Opinion
No. 20448. Department One.
August 3, 1927.
HUSBAND AND WIFE (84) — COMMUNITY PROPERTY — DEBTS INCURRED BY HUSBAND — OFFICIAL DELINQUENCIES. The fact that a sheriff, in his written application to a surety company for his official bond, agreed to indemnify the surety against all loss, liability or expenses sustained by reason of its execution of the bond, does not create a community debt or make the community property of the sheriff and his wife liable to the surety for payments or expenses incurred by the surety on account of his official torts, where the parties directly injured thereby had no recourse against the community.
SAME (84). The fact that a sheriff was appointed instead of elected makes no distinction as to the non-liability of the community for the official torts of the sheriff.

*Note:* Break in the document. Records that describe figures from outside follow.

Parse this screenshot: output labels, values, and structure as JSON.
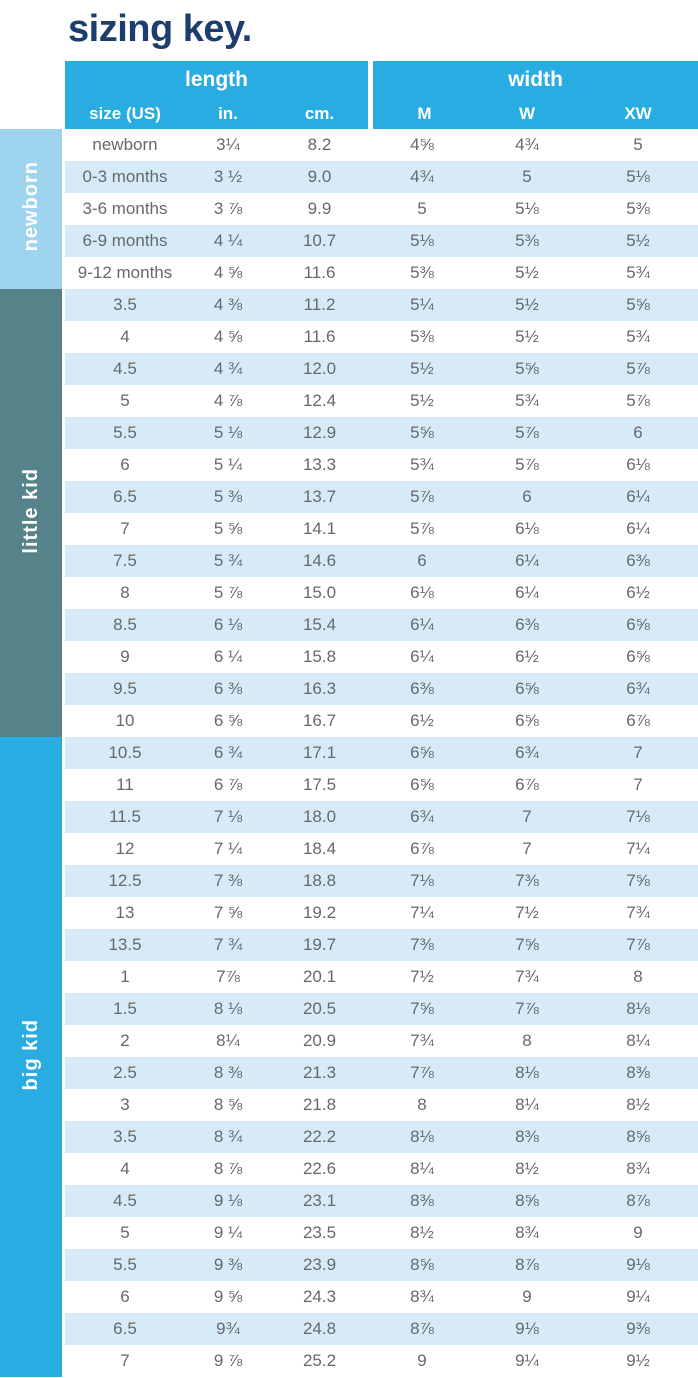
{
  "title": "sizing key.",
  "colors": {
    "title_text": "#1c3e6e",
    "header_bg": "#29ace2",
    "header_text": "#ffffff",
    "stripe_bg": "#d6ebf7",
    "row_bg": "#ffffff",
    "body_text": "#66686c",
    "side_text": "#ffffff",
    "newborn_bg": "#9fd4ee",
    "little_kid_bg": "#56828a",
    "big_kid_bg": "#29ace2"
  },
  "header": {
    "length_label": "length",
    "width_label": "width",
    "columns": [
      "size (US)",
      "in.",
      "cm.",
      "M",
      "W",
      "XW"
    ]
  },
  "groups": [
    {
      "key": "newborn",
      "label": "newborn",
      "rows": [
        [
          "newborn",
          "3¼",
          "8.2",
          "4⅝",
          "4¾",
          "5"
        ],
        [
          "0-3 months",
          "3 ½",
          "9.0",
          "4¾",
          "5",
          "5⅛"
        ],
        [
          "3-6 months",
          "3 ⅞",
          "9.9",
          "5",
          "5⅛",
          "5⅜"
        ],
        [
          "6-9 months",
          "4 ¼",
          "10.7",
          "5⅛",
          "5⅜",
          "5½"
        ],
        [
          "9-12 months",
          "4 ⅝",
          "11.6",
          "5⅜",
          "5½",
          "5¾"
        ]
      ]
    },
    {
      "key": "little-kid",
      "label": "little kid",
      "rows": [
        [
          "3.5",
          "4 ⅜",
          "11.2",
          "5¼",
          "5½",
          "5⅝"
        ],
        [
          "4",
          "4 ⅝",
          "11.6",
          "5⅜",
          "5½",
          "5¾"
        ],
        [
          "4.5",
          "4 ¾",
          "12.0",
          "5½",
          "5⅝",
          "5⅞"
        ],
        [
          "5",
          "4 ⅞",
          "12.4",
          "5½",
          "5¾",
          "5⅞"
        ],
        [
          "5.5",
          "5 ⅛",
          "12.9",
          "5⅝",
          "5⅞",
          "6"
        ],
        [
          "6",
          "5 ¼",
          "13.3",
          "5¾",
          "5⅞",
          "6⅛"
        ],
        [
          "6.5",
          "5 ⅜",
          "13.7",
          "5⅞",
          "6",
          "6¼"
        ],
        [
          "7",
          "5 ⅝",
          "14.1",
          "5⅞",
          "6⅛",
          "6¼"
        ],
        [
          "7.5",
          "5 ¾",
          "14.6",
          "6",
          "6¼",
          "6⅜"
        ],
        [
          "8",
          "5 ⅞",
          "15.0",
          "6⅛",
          "6¼",
          "6½"
        ],
        [
          "8.5",
          "6 ⅛",
          "15.4",
          "6¼",
          "6⅜",
          "6⅝"
        ],
        [
          "9",
          "6 ¼",
          "15.8",
          "6¼",
          "6½",
          "6⅝"
        ],
        [
          "9.5",
          "6 ⅜",
          "16.3",
          "6⅜",
          "6⅝",
          "6¾"
        ],
        [
          "10",
          "6 ⅝",
          "16.7",
          "6½",
          "6⅝",
          "6⅞"
        ]
      ]
    },
    {
      "key": "big-kid",
      "label": "big kid",
      "rows": [
        [
          "10.5",
          "6 ¾",
          "17.1",
          "6⅝",
          "6¾",
          "7"
        ],
        [
          "11",
          "6 ⅞",
          "17.5",
          "6⅝",
          "6⅞",
          "7"
        ],
        [
          "11.5",
          "7 ⅛",
          "18.0",
          "6¾",
          "7",
          "7⅛"
        ],
        [
          "12",
          "7 ¼",
          "18.4",
          "6⅞",
          "7",
          "7¼"
        ],
        [
          "12.5",
          "7 ⅜",
          "18.8",
          "7⅛",
          "7⅜",
          "7⅝"
        ],
        [
          "13",
          "7 ⅝",
          "19.2",
          "7¼",
          "7½",
          "7¾"
        ],
        [
          "13.5",
          "7 ¾",
          "19.7",
          "7⅜",
          "7⅝",
          "7⅞"
        ],
        [
          "1",
          "7⅞",
          "20.1",
          "7½",
          "7¾",
          "8"
        ],
        [
          "1.5",
          "8 ⅛",
          "20.5",
          "7⅝",
          "7⅞",
          "8⅛"
        ],
        [
          "2",
          "8¼",
          "20.9",
          "7¾",
          "8",
          "8¼"
        ],
        [
          "2.5",
          "8 ⅜",
          "21.3",
          "7⅞",
          "8⅛",
          "8⅜"
        ],
        [
          "3",
          "8 ⅝",
          "21.8",
          "8",
          "8¼",
          "8½"
        ],
        [
          "3.5",
          "8 ¾",
          "22.2",
          "8⅛",
          "8⅜",
          "8⅝"
        ],
        [
          "4",
          "8 ⅞",
          "22.6",
          "8¼",
          "8½",
          "8¾"
        ],
        [
          "4.5",
          "9 ⅛",
          "23.1",
          "8⅜",
          "8⅝",
          "8⅞"
        ],
        [
          "5",
          "9 ¼",
          "23.5",
          "8½",
          "8¾",
          "9"
        ],
        [
          "5.5",
          "9 ⅜",
          "23.9",
          "8⅝",
          "8⅞",
          "9⅛"
        ],
        [
          "6",
          "9 ⅝",
          "24.3",
          "8¾",
          "9",
          "9¼"
        ],
        [
          "6.5",
          "9¾",
          "24.8",
          "8⅞",
          "9⅛",
          "9⅜"
        ],
        [
          "7",
          "9 ⅞",
          "25.2",
          "9",
          "9¼",
          "9½"
        ]
      ]
    }
  ]
}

SAME (84). The marital community is not liable for the torts of the husband while acting in his official capacity.
Appeal from a judgment of the superior court for Spokane county, Lindsley, J., entered December 6, 1926, entered in favor of the defendants, upon sustaining a demurrer to the complaint in an action in tort. Affirmed.

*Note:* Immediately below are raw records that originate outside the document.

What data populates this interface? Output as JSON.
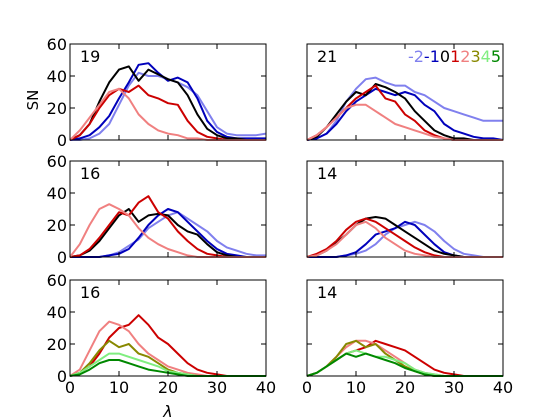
{
  "chart_data": {
    "type": "line",
    "ylabel": "SN",
    "xlabel": "λ",
    "xlim": [
      0,
      40
    ],
    "ylim": [
      0,
      60
    ],
    "xticks": [
      0,
      10,
      20,
      30,
      40
    ],
    "yticks": [
      0,
      20,
      40,
      60
    ],
    "grid": false,
    "legend": {
      "placement": "top-right of upper-right panel",
      "entries": [
        {
          "label": "-2",
          "color": "#8080ee"
        },
        {
          "label": "-1",
          "color": "#0000bb"
        },
        {
          "label": "0",
          "color": "#000000"
        },
        {
          "label": "1",
          "color": "#cc0000"
        },
        {
          "label": "2",
          "color": "#f08080"
        },
        {
          "label": "3",
          "color": "#888800"
        },
        {
          "label": "4",
          "color": "#80ee80"
        },
        {
          "label": "5",
          "color": "#008800"
        }
      ]
    },
    "x": [
      0,
      2,
      4,
      6,
      8,
      10,
      12,
      14,
      16,
      18,
      20,
      22,
      24,
      26,
      28,
      30,
      32,
      34,
      36,
      38,
      40
    ],
    "panels": [
      {
        "annotation": "19",
        "series": [
          {
            "key": "-2",
            "values": [
              0,
              0,
              1,
              4,
              10,
              22,
              34,
              42,
              40,
              40,
              38,
              36,
              33,
              28,
              18,
              8,
              4,
              3,
              3,
              3,
              4
            ]
          },
          {
            "key": "-1",
            "values": [
              0,
              1,
              3,
              8,
              15,
              26,
              36,
              47,
              48,
              42,
              37,
              39,
              36,
              26,
              12,
              5,
              2,
              1,
              1,
              1,
              1
            ]
          },
          {
            "key": "0",
            "values": [
              0,
              3,
              10,
              24,
              36,
              44,
              46,
              37,
              44,
              41,
              38,
              36,
              28,
              16,
              7,
              3,
              1,
              1,
              0,
              0,
              0
            ]
          },
          {
            "key": "1",
            "values": [
              0,
              3,
              10,
              20,
              28,
              32,
              30,
              34,
              28,
              26,
              23,
              22,
              12,
              5,
              2,
              1,
              0,
              0,
              0,
              0,
              0
            ]
          },
          {
            "key": "2",
            "values": [
              0,
              6,
              14,
              22,
              30,
              32,
              26,
              16,
              10,
              6,
              4,
              3,
              1,
              1,
              0,
              0,
              0,
              0,
              0,
              0,
              0
            ]
          }
        ]
      },
      {
        "annotation": "21",
        "series": [
          {
            "key": "-2",
            "values": [
              0,
              1,
              4,
              12,
              24,
              32,
              38,
              39,
              36,
              34,
              34,
              30,
              28,
              24,
              20,
              18,
              16,
              14,
              12,
              12,
              12
            ]
          },
          {
            "key": "-1",
            "values": [
              0,
              1,
              4,
              10,
              18,
              24,
              28,
              32,
              30,
              28,
              30,
              28,
              22,
              18,
              10,
              6,
              4,
              2,
              1,
              1,
              0
            ]
          },
          {
            "key": "0",
            "values": [
              0,
              2,
              8,
              16,
              24,
              30,
              28,
              35,
              33,
              30,
              26,
              18,
              12,
              6,
              3,
              1,
              1,
              0,
              0,
              0,
              0
            ]
          },
          {
            "key": "1",
            "values": [
              0,
              3,
              8,
              14,
              20,
              26,
              30,
              34,
              26,
              24,
              16,
              12,
              6,
              3,
              1,
              0,
              0,
              0,
              0,
              0,
              0
            ]
          },
          {
            "key": "2",
            "values": [
              0,
              3,
              8,
              14,
              20,
              22,
              22,
              18,
              14,
              10,
              8,
              6,
              4,
              2,
              1,
              0,
              0,
              0,
              0,
              0,
              0
            ]
          }
        ]
      },
      {
        "annotation": "16",
        "series": [
          {
            "key": "-2",
            "values": [
              0,
              0,
              0,
              0,
              1,
              3,
              7,
              11,
              18,
              22,
              26,
              28,
              24,
              20,
              16,
              10,
              6,
              4,
              2,
              1,
              1
            ]
          },
          {
            "key": "-1",
            "values": [
              0,
              0,
              0,
              0,
              1,
              2,
              5,
              12,
              20,
              26,
              30,
              28,
              22,
              16,
              10,
              5,
              2,
              1,
              0,
              0,
              0
            ]
          },
          {
            "key": "0",
            "values": [
              0,
              1,
              4,
              10,
              18,
              26,
              30,
              22,
              26,
              27,
              26,
              20,
              16,
              14,
              8,
              3,
              1,
              0,
              0,
              0,
              0
            ]
          },
          {
            "key": "1",
            "values": [
              0,
              1,
              5,
              12,
              20,
              28,
              26,
              34,
              38,
              28,
              24,
              16,
              10,
              5,
              2,
              1,
              0,
              0,
              0,
              0,
              0
            ]
          },
          {
            "key": "2",
            "values": [
              0,
              8,
              20,
              30,
              33,
              30,
              26,
              18,
              12,
              8,
              5,
              3,
              1,
              0,
              0,
              0,
              0,
              0,
              0,
              0,
              0
            ]
          }
        ]
      },
      {
        "annotation": "14",
        "series": [
          {
            "key": "-2",
            "values": [
              0,
              0,
              0,
              0,
              1,
              2,
              4,
              8,
              14,
              18,
              20,
              22,
              20,
              16,
              10,
              5,
              2,
              1,
              0,
              0,
              0
            ]
          },
          {
            "key": "-1",
            "values": [
              0,
              0,
              0,
              0,
              1,
              3,
              8,
              14,
              16,
              18,
              22,
              20,
              14,
              8,
              3,
              1,
              0,
              0,
              0,
              0,
              0
            ]
          },
          {
            "key": "0",
            "values": [
              0,
              1,
              4,
              9,
              14,
              20,
              24,
              25,
              24,
              20,
              16,
              12,
              8,
              4,
              2,
              1,
              0,
              0,
              0,
              0,
              0
            ]
          },
          {
            "key": "1",
            "values": [
              0,
              2,
              5,
              10,
              17,
              22,
              24,
              22,
              18,
              14,
              10,
              6,
              3,
              1,
              0,
              0,
              0,
              0,
              0,
              0,
              0
            ]
          },
          {
            "key": "2",
            "values": [
              0,
              1,
              4,
              8,
              14,
              20,
              22,
              18,
              12,
              8,
              4,
              2,
              1,
              0,
              0,
              0,
              0,
              0,
              0,
              0,
              0
            ]
          }
        ]
      },
      {
        "annotation": "16",
        "series": [
          {
            "key": "1",
            "values": [
              0,
              2,
              6,
              14,
              24,
              30,
              32,
              38,
              32,
              24,
              20,
              14,
              8,
              4,
              2,
              1,
              0,
              0,
              0,
              0,
              0
            ]
          },
          {
            "key": "2",
            "values": [
              0,
              4,
              16,
              28,
              34,
              32,
              28,
              20,
              14,
              10,
              6,
              4,
              2,
              1,
              0,
              0,
              0,
              0,
              0,
              0,
              0
            ]
          },
          {
            "key": "3",
            "values": [
              0,
              2,
              8,
              16,
              22,
              18,
              20,
              14,
              12,
              8,
              4,
              2,
              1,
              0,
              0,
              0,
              0,
              0,
              0,
              0,
              0
            ]
          },
          {
            "key": "4",
            "values": [
              0,
              2,
              6,
              10,
              14,
              14,
              12,
              10,
              8,
              6,
              3,
              2,
              1,
              0,
              0,
              0,
              0,
              0,
              0,
              0,
              0
            ]
          },
          {
            "key": "5",
            "values": [
              0,
              1,
              4,
              8,
              10,
              10,
              8,
              6,
              4,
              3,
              2,
              1,
              0,
              0,
              0,
              0,
              0,
              0,
              0,
              0,
              0
            ]
          }
        ]
      },
      {
        "annotation": "14",
        "series": [
          {
            "key": "1",
            "values": [
              0,
              2,
              6,
              10,
              14,
              16,
              18,
              22,
              20,
              18,
              16,
              12,
              8,
              4,
              2,
              1,
              0,
              0,
              0,
              0,
              0
            ]
          },
          {
            "key": "2",
            "values": [
              0,
              2,
              6,
              12,
              18,
              22,
              22,
              20,
              16,
              12,
              8,
              4,
              2,
              1,
              0,
              0,
              0,
              0,
              0,
              0,
              0
            ]
          },
          {
            "key": "3",
            "values": [
              0,
              2,
              6,
              12,
              20,
              22,
              18,
              20,
              14,
              10,
              6,
              3,
              1,
              0,
              0,
              0,
              0,
              0,
              0,
              0,
              0
            ]
          },
          {
            "key": "4",
            "values": [
              0,
              2,
              6,
              10,
              14,
              16,
              14,
              12,
              12,
              10,
              8,
              4,
              2,
              1,
              0,
              0,
              0,
              0,
              0,
              0,
              0
            ]
          },
          {
            "key": "5",
            "values": [
              0,
              2,
              6,
              10,
              14,
              12,
              14,
              12,
              10,
              8,
              5,
              3,
              1,
              0,
              0,
              0,
              0,
              0,
              0,
              0,
              0
            ]
          }
        ]
      }
    ]
  }
}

Don F. Kizer, for respondents.
Williams Cornelius, for appellant.
The Fidelity Deposit Company of Maryland, a corporation, was surety on the statutory bond of Harry C. Clark, as sheriff. While acting as sheriff, Clark became responsible for official torts on account of which he and the surety company were sued. Judgment was obtained against them in one case which the surety company paid and, in another case, the surety company necessarily incurred expenses in successfully defending against the suit. The present action was brought by the surety company against Clark and the community composed of him and his wife to recover judgment in the amount of the judgment it had been compelled to pay in the one case, and also for the amount of expenses it incurred in the other suit. To the complaint, the community consisting of Clark and his wife, appearing separately, interposed a general demurrer, which was sustained by the court. The plaintiff, refusing to further plead, has appealed from a judgment in favor of the community dismissing the action.

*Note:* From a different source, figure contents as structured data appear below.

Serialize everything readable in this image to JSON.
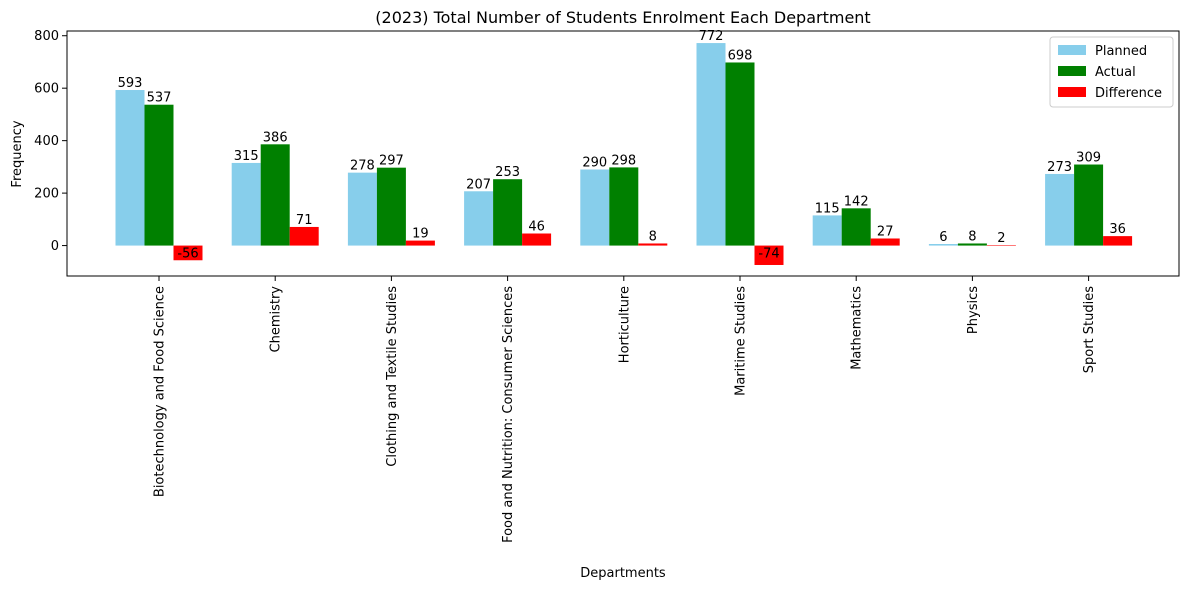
{
  "chart_data": {
    "type": "bar",
    "title": "(2023) Total Number of Students Enrolment Each Department",
    "xlabel": "Departments",
    "ylabel": "Frequency",
    "ylim": [
      -116,
      818
    ],
    "yticks": [
      0,
      200,
      400,
      600,
      800
    ],
    "categories": [
      "Biotechnology and Food Science",
      "Chemistry",
      "Clothing and Textile Studies",
      "Food and Nutrition: Consumer Sciences",
      "Horticulture",
      "Maritime Studies",
      "Mathematics",
      "Physics",
      "Sport Studies"
    ],
    "series": [
      {
        "name": "Planned",
        "color": "#87ceeb",
        "values": [
          593,
          315,
          278,
          207,
          290,
          772,
          115,
          6,
          273
        ]
      },
      {
        "name": "Actual",
        "color": "#008000",
        "values": [
          537,
          386,
          297,
          253,
          298,
          698,
          142,
          8,
          309
        ]
      },
      {
        "name": "Difference",
        "color": "#ff0000",
        "values": [
          -56,
          71,
          19,
          46,
          8,
          -74,
          27,
          2,
          36
        ]
      }
    ],
    "legend": "top-right",
    "grid": false
  }
}
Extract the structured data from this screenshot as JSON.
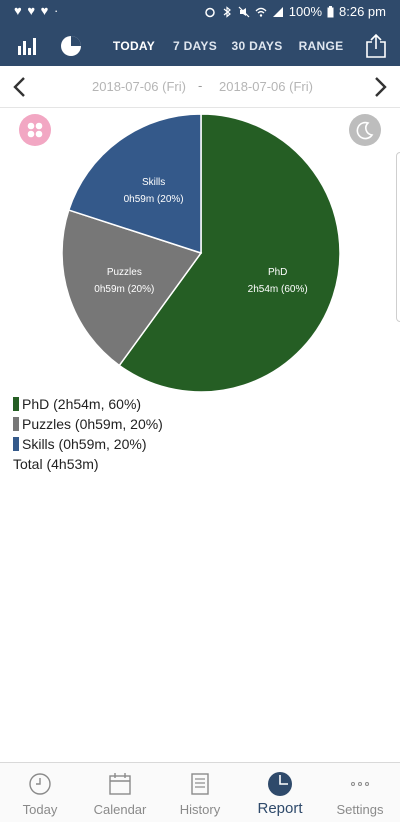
{
  "status": {
    "left_text": "♥ ♥ ♥ ·",
    "battery_text": "100%",
    "time": "8:26 pm"
  },
  "toolbar": {
    "tabs": [
      {
        "label": "TODAY",
        "active": true
      },
      {
        "label": "7 DAYS",
        "active": false
      },
      {
        "label": "30 DAYS",
        "active": false
      },
      {
        "label": "RANGE",
        "active": false
      }
    ],
    "icons": [
      "bar-chart-icon",
      "pie-chart-icon",
      "share-icon"
    ]
  },
  "date_range": {
    "start": "2018-07-06 (Fri)",
    "separator": "-",
    "end": "2018-07-06 (Fri)"
  },
  "chart_data": {
    "type": "pie",
    "slices": [
      {
        "name": "PhD",
        "value": 60,
        "duration": "2h54m",
        "label_line1": "PhD",
        "label_line2": "2h54m (60%)",
        "color": "#255e24"
      },
      {
        "name": "Puzzles",
        "value": 20,
        "duration": "0h59m",
        "label_line1": "Puzzles",
        "label_line2": "0h59m (20%)",
        "color": "#777777"
      },
      {
        "name": "Skills",
        "value": 20,
        "duration": "0h59m",
        "label_line1": "Skills",
        "label_line2": "0h59m (20%)",
        "color": "#34598a"
      }
    ]
  },
  "legend": {
    "items": [
      {
        "text": "PhD (2h54m, 60%)",
        "color": "#255e24"
      },
      {
        "text": "Puzzles (0h59m, 20%)",
        "color": "#777777"
      },
      {
        "text": "Skills (0h59m, 20%)",
        "color": "#34598a"
      }
    ],
    "total": "Total (4h53m)"
  },
  "bottom_nav": [
    {
      "label": "Today",
      "icon": "clock-icon",
      "active": false
    },
    {
      "label": "Calendar",
      "icon": "calendar-icon",
      "active": false
    },
    {
      "label": "History",
      "icon": "history-icon",
      "active": false
    },
    {
      "label": "Report",
      "icon": "report-icon",
      "active": true
    },
    {
      "label": "Settings",
      "icon": "more-icon",
      "active": false
    }
  ],
  "colors": {
    "primary": "#2f4a6b",
    "pink_button": "#f2a7c3",
    "gray_button": "#bdbdbd"
  }
}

[1] The complaint in the case alleged that, in Clark's written application to the surety company to become surety on his official bond, he agreed to indemnify the surety company against all loss, liability, damages and expenses which the company might sustain by reason of its executing the bond; and, upon this theory of its being an action on an express contract, it it sought by the appellant to distinguish this case from our former ones holding that the community is not responsible for the tort of an officer, such as a sheriff. But, in our opinion, the argument is unsound. Clark's express agreement, so far as it relates to this case, is of no higher order than would have been his implied promise to the same effect without the written agreement. The bond furnished by the appellant as surety was an official bond; the statute required it, and the payment of liability or necessary expenses, incurred because of it by the surety on account of official torts of the principal does not give to the surety any rights against the marital community that were not possessed by the parties directly injured by the official torts of the sheriff.
[2] Another distinction attempted to be made is that, in the present case, Clark was filling the office of sheriff by appointment, while in the other cases of this kind decided by this court the torts were committed by officers who had been elected. That, in our opinion, is a distinction without a difference in principle. He was sheriff and the torts were official torts.
[3] The controlling question in the case, and the one most strongly and industriously argued by the appellant, relates to the liability of a marital community for the torts of the husband acting in an official character. It calls in review all of our other cases upon the subject, such as Brotton v. Langert, 1 Wn. 73, 23 P. 688; Day v. Henry, 81 Wn. 61, 142 P. 439; Bice v. Brown, 98 Wn. 416, 167 P. 1097; Kies v. Wilkinson, 114 Wn. 89, 194 P. 582, 12 A.L.R. 833. We can see no true distinction between this and those cases, and as was said in Kies v. Wilkinson, upon referring to the original case of Brotton v. Langert, we are not inclined to overrule it. Counsel for appellant calls our attention to the case of Kangley v. Rogers, 85 Wn. 250, 147 P. 898, involving the tort of a notary public, which it is said is a better reasoned case and, at the same time, inconsistent with our other cases. The same contention was made in Bice v. Brown and of it we said in that case:
"In the latter case ( Kangley v. Rogers) the distinguishing elements are clearly and sufficiently noted."
Affirmed.
MACKINTOSH, C.J., FRENCH, MAIN, and FULLERTON, JJ., concur.